Definition at line 81 of file stream.h.

Function Documentation

◆ bj_allocate_stream()

struct bj_stream * bj_allocate_stream ( void )

Allocate a new bj_stream object.

Returns
A pointer to a new bj_stream
Memory Management

The object pointed by the returned value must be deleted using bj_free.

◆ bj_close_stream()

void bj_close_stream ( struct bj_stream * stream)

Deletes a struct bj_stream object and releases associated memory.

Parameters
streamPointer to the struct bj_stream object to delete.

◆ bj_get_stream_length()

size_t bj_get_stream_length ( struct bj_stream * stream)

Get the size of the stream.

Parameters
streamPointer to the stream instance.
Returns
The size of the stream, in bytes

◆ bj_open_stream_file()

struct bj_stream * bj_open_stream_file ( const char * path,
struct bj_error ** error )

Creates a new struct bj_stream for reading from a file.

Parameters
pathThe file path to open
errorOptional error object
Returns
A pointer to the new bj_stream, or 0 on error.

The file memory is entirely copied to internal memory buffer.

◆ bj_open_stream_read()

struct bj_stream * bj_open_stream_read ( const void * data,
size_t length )

Creates a new struct bj_stream for reading from a memory buffer.

Parameters
dataPointer to the data buffer.
lengthLength of the data buffer in bytes.
Returns
A pointer to the newly created struct bj_stream object.

◆ bj_read_stream()

size_t bj_read_stream ( struct bj_stream * stream,
void * dest,
size_t count )

Reads data from the stream into a destination buffer.

Parameters
streamPointer to the stream instance.
destPointer to the destination buffer.
countNumber of bytes to read.
Returns
Number of bytes actually read.

The function advances the stream position by count bytes. If fewer bytes than count are read, the end of the stream is reached.

Memory Safety

This function does not perform any memory bounds checking. It is the caller's responsibility to ensure dest has enough space to hold count bytes.

◆ bj_seek_stream()

size_t bj_seek_stream ( struct bj_stream * stream,
ptrdiff_t position,
enum bj_seek_origin from )

Seeks to a new position in the stream relative to a specified origin.

Parameters
streamPointer to the stream instance.
positionOffset for the new position.
fromOrigin relative to which the position should be calculated.
Returns
The new position within the stream after seeking.

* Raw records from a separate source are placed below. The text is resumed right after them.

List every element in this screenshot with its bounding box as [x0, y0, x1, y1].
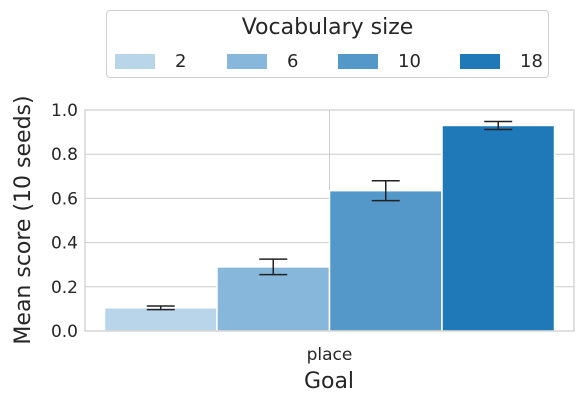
legend-item-6: 6: [227, 50, 299, 72]
y-tick-label: 0.8: [51, 145, 78, 165]
bar-vocab-10: [328, 189, 443, 332]
legend-label-18: 18: [520, 50, 543, 72]
bar-vocab-18: [441, 124, 556, 332]
legend-label-10: 10: [398, 50, 421, 72]
legend-swatch-6: [227, 53, 267, 69]
x-tick-labels: place: [307, 345, 353, 365]
y-tick-label: 0.2: [51, 278, 78, 298]
y-tick-label: 1.0: [51, 101, 78, 121]
legend-label-6: 6: [287, 50, 299, 72]
legend-label-2: 2: [175, 50, 187, 72]
error-bar-vocab-2: [146, 305, 175, 311]
plot-frame: [84, 109, 575, 332]
legend-item-2: 2: [115, 50, 187, 72]
y-axis-title: Mean score (10 seeds): [11, 95, 36, 344]
legend-swatch-18: [460, 53, 500, 69]
legend-swatch-10: [338, 53, 378, 69]
y-tick-labels: 0.0 0.2 0.4 0.6 0.8 1.0: [51, 101, 78, 342]
legend-swatch-2: [115, 53, 155, 69]
y-tick-label: 0.4: [51, 234, 78, 254]
bar-vocab-6: [216, 266, 331, 332]
bars: [103, 124, 556, 332]
error-bar-vocab-6: [259, 258, 288, 276]
legend-item-10: 10: [338, 50, 421, 72]
legend-title: Vocabulary size: [241, 15, 414, 40]
error-bar-vocab-18: [484, 120, 513, 131]
legend: Vocabulary size 2 6 10 18: [106, 10, 549, 78]
x-tick-label: place: [307, 345, 353, 365]
y-tick-label: 0.0: [51, 322, 78, 342]
y-tick-label: 0.6: [51, 189, 78, 209]
error-bar-vocab-10: [371, 179, 400, 202]
legend-item-18: 18: [460, 50, 543, 72]
x-axis-title: Goal: [304, 369, 354, 394]
bar-vocab-2: [103, 307, 218, 332]
error-bars: [146, 120, 513, 311]
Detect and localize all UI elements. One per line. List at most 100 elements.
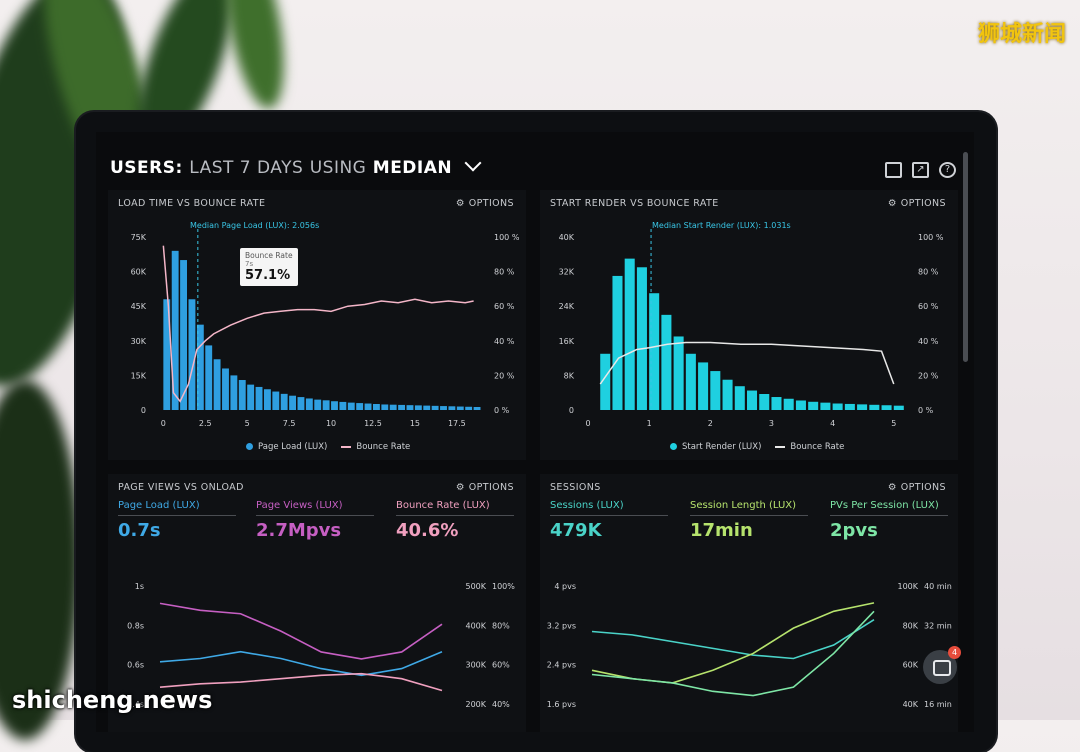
y-right-tick: 60 % bbox=[494, 302, 515, 311]
x-tick: 15 bbox=[410, 419, 420, 428]
x-tick: 3 bbox=[769, 419, 774, 428]
x-tick: 4 bbox=[830, 419, 835, 428]
bar bbox=[710, 371, 721, 410]
metric-value: 17min bbox=[690, 520, 753, 541]
bar bbox=[844, 403, 855, 410]
title-using: USING bbox=[309, 158, 367, 178]
bar bbox=[431, 405, 439, 410]
x-tick: 2 bbox=[708, 419, 713, 428]
bar bbox=[612, 275, 623, 410]
metric-bounce-rate[interactable]: Bounce Rate (LUX) 40.6% bbox=[396, 500, 514, 541]
legend-item-page-load[interactable]: Page Load (LUX) bbox=[246, 442, 327, 452]
header-icons: ↗ ? bbox=[885, 162, 956, 178]
bar bbox=[247, 384, 255, 410]
y-left-tick: 0.4s bbox=[127, 700, 144, 709]
bar bbox=[364, 403, 372, 410]
y-left-tick: 1s bbox=[135, 582, 144, 591]
y-left-tick: 40K bbox=[559, 233, 575, 242]
bar bbox=[722, 379, 733, 410]
legend-label: Bounce Rate bbox=[356, 442, 411, 452]
bar bbox=[661, 314, 672, 410]
bar bbox=[624, 258, 635, 410]
bar bbox=[423, 405, 431, 410]
series-line bbox=[591, 610, 875, 697]
y-left-tick: 32K bbox=[559, 268, 575, 277]
bar bbox=[213, 359, 221, 410]
metric-page-load[interactable]: Page Load (LUX) 0.7s bbox=[118, 500, 236, 541]
legend-item-start-render[interactable]: Start Render (LUX) bbox=[670, 442, 761, 452]
monitor-icon[interactable] bbox=[885, 162, 902, 178]
y-left-tick: 4 pvs bbox=[554, 582, 576, 591]
panel-sessions: SESSIONS ⚙ OPTIONS Sessions (LUX) 479K Se… bbox=[540, 474, 958, 732]
bar bbox=[440, 406, 447, 410]
y-left-tick: 60K bbox=[131, 268, 147, 277]
bounce-rate-line bbox=[162, 245, 474, 403]
watermark-url: shicheng.news bbox=[12, 686, 213, 714]
metric-label: Sessions (LUX) bbox=[550, 500, 668, 516]
legend-item-bounce[interactable]: Bounce Rate bbox=[341, 442, 410, 452]
bar bbox=[456, 406, 464, 410]
bar bbox=[372, 404, 380, 410]
legend-item-bounce[interactable]: Bounce Rate bbox=[775, 442, 844, 452]
bar bbox=[857, 404, 868, 410]
metric-session-length[interactable]: Session Length (LUX) 17min bbox=[690, 500, 808, 541]
legend-swatch bbox=[670, 443, 677, 450]
series-line bbox=[159, 672, 443, 692]
tooltip-sub: 7s bbox=[245, 260, 254, 268]
page-views-chart: 1s 0.8s 0.6s 0.4s 500K 400K 300K 200K 100% 80% 60%… bbox=[127, 582, 515, 709]
bar bbox=[869, 404, 880, 410]
scrollbar[interactable] bbox=[963, 152, 968, 362]
metric-label: Page Views (LUX) bbox=[256, 500, 374, 516]
chat-button[interactable]: 4 bbox=[923, 646, 961, 684]
bar bbox=[196, 324, 204, 410]
y-left-tick: 45K bbox=[131, 302, 147, 311]
y-right-tick: 16 min bbox=[924, 700, 952, 709]
metric-value: 40.6% bbox=[396, 520, 459, 541]
bar bbox=[473, 407, 481, 410]
options-button[interactable]: ⚙ OPTIONS bbox=[888, 198, 946, 209]
tooltip: Bounce Rate 7s 57.1% bbox=[240, 248, 298, 286]
y-right-tick: 0 % bbox=[918, 406, 934, 415]
series-line bbox=[591, 602, 875, 684]
dashboard-screen: USERS: LAST 7 DAYS USING MEDIAN ↗ ? LOAD… bbox=[96, 132, 974, 732]
y-left-tick: 30K bbox=[131, 337, 147, 346]
y-left-tick: 15K bbox=[131, 371, 147, 380]
chevron-down-icon[interactable] bbox=[464, 154, 482, 172]
y-right-tick: 20 % bbox=[918, 371, 939, 380]
y-mid-tick: 300K bbox=[465, 661, 486, 670]
metric-pvs-per-session[interactable]: PVs Per Session (LUX) 2pvs bbox=[830, 500, 948, 541]
y-right-tick: 40% bbox=[492, 700, 510, 709]
panel-title: SESSIONS bbox=[550, 482, 601, 493]
bar bbox=[398, 404, 406, 410]
y-left-tick: 8K bbox=[564, 371, 575, 380]
bar bbox=[893, 405, 904, 410]
x-tick: 0 bbox=[161, 419, 166, 428]
options-button[interactable]: ⚙ OPTIONS bbox=[456, 482, 514, 493]
bar bbox=[734, 386, 745, 410]
gear-icon: ⚙ bbox=[455, 482, 465, 493]
options-label: OPTIONS bbox=[468, 482, 514, 493]
options-button[interactable]: ⚙ OPTIONS bbox=[888, 482, 946, 493]
x-tick: 12.5 bbox=[364, 419, 382, 428]
help-icon[interactable]: ? bbox=[939, 162, 956, 178]
y-mid-tick: 80K bbox=[903, 621, 919, 630]
metric-label: Page Load (LUX) bbox=[118, 500, 236, 516]
y-right-tick: 32 min bbox=[924, 621, 952, 630]
bar bbox=[771, 397, 782, 410]
x-tick: 10 bbox=[326, 419, 336, 428]
x-tick: 1 bbox=[647, 419, 652, 428]
metric-page-views[interactable]: Page Views (LUX) 2.7Mpvs bbox=[256, 500, 374, 541]
options-button[interactable]: ⚙ OPTIONS bbox=[456, 198, 514, 209]
y-left-tick: 0.6s bbox=[127, 661, 144, 670]
dashboard-title[interactable]: USERS: LAST 7 DAYS USING MEDIAN bbox=[110, 154, 482, 178]
y-right-tick: 100 % bbox=[494, 233, 520, 242]
bar bbox=[832, 403, 843, 410]
metric-sessions[interactable]: Sessions (LUX) 479K bbox=[550, 500, 668, 541]
bar bbox=[188, 299, 196, 410]
legend: Page Load (LUX) Bounce Rate bbox=[246, 442, 410, 452]
title-method: MEDIAN bbox=[372, 158, 453, 178]
bar bbox=[783, 398, 794, 410]
bar bbox=[171, 250, 179, 410]
chart-icon[interactable]: ↗ bbox=[912, 162, 929, 178]
title-main: USERS: bbox=[110, 158, 183, 178]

The function clamps the new position to stay within the valid range of the stream, from 0 to the length of the stream.

◆ bj_tell_stream()

size_t bj_tell_stream ( struct bj_stream * stream)

Returns the current position of the cursor in the stream.

Parameters
streamPointer to the stream instance.
Returns
The current position within the stream.